The protein quaternary assembly states prediction system which combines blocks with functional domain composition, called QuaBingo, is constructed by three layers of classifiers that can categorize quaternary structural attributes of monomer, homooligomer, and heterooligomer. The building of the first layer classifier uses support vector machines (SVM) based on blocks and functional domains of proteins, and the second layer SVM was utilized to process the outputs of the first layer. Finally, the result is determined by the Random Forest of the third layer. We compared the effectiveness of the combination of block composition, functional domain composition, and pseudoamino acid composition of the model. In the 11 kinds of functional protein families, QuaBingo is 23% of Matthews Correlation Coefficient (MCC) higher than the existing prediction system. The results also revealed the biological characterization of the top five block compositions.
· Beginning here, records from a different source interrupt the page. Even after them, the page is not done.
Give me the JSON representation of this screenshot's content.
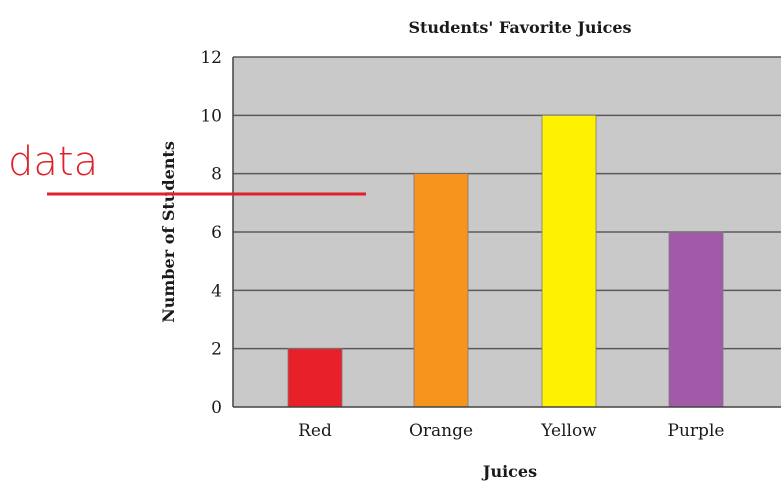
{
  "chart_data": {
    "type": "bar",
    "title": "Students' Favorite Juices",
    "xlabel": "Juices",
    "ylabel": "Number of Students",
    "categories": [
      "Red",
      "Orange",
      "Yellow",
      "Purple"
    ],
    "values": [
      2,
      8,
      10,
      6
    ],
    "ylim": [
      0,
      12
    ],
    "yticks": [
      "0",
      "2",
      "4",
      "6",
      "8",
      "10",
      "12"
    ],
    "bar_colors": [
      "#e8202a",
      "#f7941d",
      "#fff200",
      "#a259a8"
    ],
    "plot_background": "#c9c9c9",
    "grid": true
  },
  "annotation": {
    "text": "data",
    "color": "#e0202a"
  }
}
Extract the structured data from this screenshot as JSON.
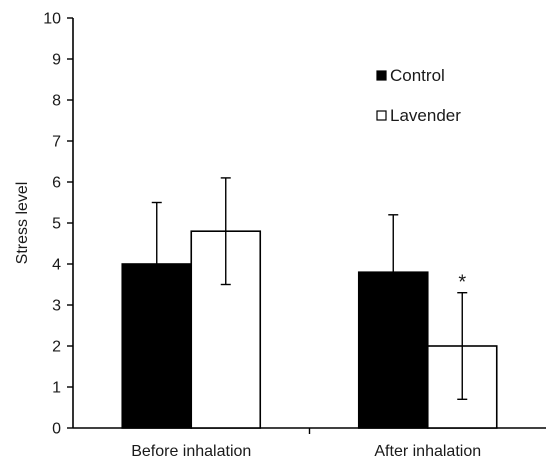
{
  "chart_data": {
    "type": "bar",
    "xlabel": "",
    "ylabel": "Stress level",
    "ylim": [
      0,
      10
    ],
    "yticks": [
      "0",
      "1",
      "2",
      "3",
      "4",
      "5",
      "6",
      "7",
      "8",
      "9",
      "10"
    ],
    "categories": [
      "Before inhalation",
      "After inhalation"
    ],
    "series": [
      {
        "name": "Control",
        "values": [
          4.0,
          3.8
        ],
        "errors": [
          1.5,
          1.4
        ],
        "color": "#000000"
      },
      {
        "name": "Lavender",
        "values": [
          4.8,
          2.0
        ],
        "errors": [
          1.3,
          1.3
        ],
        "color": "#ffffff"
      }
    ],
    "annotations": [
      {
        "text": "*",
        "category": 1,
        "series": 1
      }
    ],
    "legend_position": "top-right",
    "grid": false
  }
}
QuaBingo provides better predictive ability for predicting the quaternary structural attributes of proteins.
PClass→ Abstract    
Protein quaternary structure complex is also known as a multimer, which plays an important role in a cell. The dimer structure of transcription factors is involved in gene regulation, but the trimer structure of virus-infection-associated glycoproteins is related to the human immunodeficiency virus. The classification of the protein quaternary structure complex for the post-genome era of proteomics research will be of great help. Classification systems among protein quaternary structures have not been widely developed. Therefore, we designed the architecture of a two-layer machine learning technique in this study, and developed the classification system PClass. The protein quaternary structure of the complex is divided into five categories, namely, monomer, dimer, trimer, tetramer, and other subunit classes. In the framework of the bootstrap method with a support vector machine, we propose a new model selection method. Each type of complex is classified based on sequences, entropy, and accessible surface area, thereby generating a plurality of feature modules. Subsequently, the optimal model of effectiveness is selected as each kind of complex feature module. In this stage, the optimal performance can reach as high as 70% of Matthews correlation coefficient (MCC). The second layer of construction combines the first-layer module to integrate mechanisms and the use of six machine learning methods to improve the prediction performance. This system can be improved over 10% in MCC. Finally, we analyzed the performance of our classification system using transcription factors in dimer structure and virus-infection-associated glycoprotein in trimer structure.
REALoc→ Abstract    
Drug development and investigation of protein function both require an understanding of protein subcellular localization. We developed a system, REALoc, that can predict the subcellular localization of singleplex and multiplex proteins in humans. This system, based on comprehensive strategy, consists of two heterogeneous systematic frameworks that integrate one-to-one and many-to-many machine learning methods and use sequence-based features, including amino acid composition, surface accessibility, weighted sign aa index, and sequence similarity profile, as well as gene ontology function-based features. REALoc can be used to predict localization to six subcellular compartments (cell membrane, cytoplasm, endoplasmic reticulum/Golgi, mitochondrion, nucleus, and extracellular). REALoc yielded a 75.3% absolute true success rate during five-fold cross-validation and a 57.1% absolute true success rate in an independent database test, which was >10% higher than six other prediction systems. Lastly, we analyzed the effects of Vote and GANN models on singleplex and multiplex localization prediction efficacy.